2) Figures extrapolated to the full year for calculation of key figures.
The increase in ROCE resulted from the significantly better adjusted EBIT. The increase in capital employed had a partially offsetting effect and resulted primarily from the increase in property, plant and equipment (particularly at DB InfraGO). The deconsolidation of DB Schenker reduced capital employed and partially compensated for this development.
A complete adjustment of DB Schenker (which was still included in capital employed as of June 30, 2024), results in ROCE of –5.5% in the first half of 2024.

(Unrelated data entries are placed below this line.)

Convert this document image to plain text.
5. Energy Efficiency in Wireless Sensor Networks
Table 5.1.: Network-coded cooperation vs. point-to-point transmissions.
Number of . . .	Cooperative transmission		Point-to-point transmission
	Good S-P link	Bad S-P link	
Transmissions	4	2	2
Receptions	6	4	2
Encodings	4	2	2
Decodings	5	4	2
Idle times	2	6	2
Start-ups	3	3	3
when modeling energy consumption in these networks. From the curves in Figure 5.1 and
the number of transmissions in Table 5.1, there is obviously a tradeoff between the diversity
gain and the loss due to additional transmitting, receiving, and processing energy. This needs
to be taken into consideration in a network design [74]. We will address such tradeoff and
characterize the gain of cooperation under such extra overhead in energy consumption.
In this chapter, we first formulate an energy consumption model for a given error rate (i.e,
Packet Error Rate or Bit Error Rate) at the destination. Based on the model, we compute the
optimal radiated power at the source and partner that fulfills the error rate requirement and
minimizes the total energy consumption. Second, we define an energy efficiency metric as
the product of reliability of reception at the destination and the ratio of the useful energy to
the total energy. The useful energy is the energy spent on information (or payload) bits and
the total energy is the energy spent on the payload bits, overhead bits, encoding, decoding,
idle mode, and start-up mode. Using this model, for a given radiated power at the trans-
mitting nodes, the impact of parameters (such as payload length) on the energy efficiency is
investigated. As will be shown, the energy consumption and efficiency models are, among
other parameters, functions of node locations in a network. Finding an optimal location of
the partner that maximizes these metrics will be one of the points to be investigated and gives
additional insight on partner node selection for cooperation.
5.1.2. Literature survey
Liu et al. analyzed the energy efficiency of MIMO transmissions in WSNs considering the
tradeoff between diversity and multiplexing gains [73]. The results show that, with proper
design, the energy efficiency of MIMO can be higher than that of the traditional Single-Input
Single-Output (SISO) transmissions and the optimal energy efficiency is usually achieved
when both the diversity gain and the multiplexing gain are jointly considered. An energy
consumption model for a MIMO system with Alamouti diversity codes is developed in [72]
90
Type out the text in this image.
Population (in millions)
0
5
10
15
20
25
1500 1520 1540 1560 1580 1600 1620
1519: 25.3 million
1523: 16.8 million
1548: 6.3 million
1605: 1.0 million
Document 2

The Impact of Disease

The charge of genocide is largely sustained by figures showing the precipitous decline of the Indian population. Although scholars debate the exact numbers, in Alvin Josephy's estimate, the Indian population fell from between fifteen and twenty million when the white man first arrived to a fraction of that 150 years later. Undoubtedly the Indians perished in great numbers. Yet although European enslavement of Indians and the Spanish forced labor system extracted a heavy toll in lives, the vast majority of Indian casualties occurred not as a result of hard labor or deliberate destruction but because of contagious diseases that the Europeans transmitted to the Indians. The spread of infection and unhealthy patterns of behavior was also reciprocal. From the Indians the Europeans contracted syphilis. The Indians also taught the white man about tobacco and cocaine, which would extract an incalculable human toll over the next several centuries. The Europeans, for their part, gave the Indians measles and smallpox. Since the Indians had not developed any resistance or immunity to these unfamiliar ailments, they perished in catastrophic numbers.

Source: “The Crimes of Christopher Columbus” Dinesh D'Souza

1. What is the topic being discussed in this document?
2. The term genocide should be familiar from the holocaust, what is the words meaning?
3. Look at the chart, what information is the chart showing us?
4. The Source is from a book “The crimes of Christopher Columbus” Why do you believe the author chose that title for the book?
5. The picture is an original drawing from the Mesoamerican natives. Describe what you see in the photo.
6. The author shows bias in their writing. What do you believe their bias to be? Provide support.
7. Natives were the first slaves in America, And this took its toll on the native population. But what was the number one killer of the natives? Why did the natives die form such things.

Key economic performance indicators of the business units / % | H 1 | Absolute change | |
---|---|---|---|
2025 | 2024 | ||
ROCE | |||
DB Long-Distance | –1.4 | –5.4 | +4.0 |
DB Regional | 10.0 | –6.9 | +16.9 |
DB Cargo | –6.6 | –17.1 | +10.5 |
DB Energy | 8.1 | 33.4 | –25.3 |
Return on equity | |||
DB InfraGO | –2.3 | –9.4 | +7.1 |
The figures were extrapolated to the full year in order to calculate the corresponding profit figures.
The improvement in ROCE at DB Long-Distance, DB Regional and DB Cargo was largely the result of better profit development.
The decline in ROCE at DB Energy was largely driven by the weaker development of adjusted EBIT.
The strong improvement in the return on equity at DB InfraGO resulted from a significant increase in net profit after taxes. The higher equity had a dampening effect.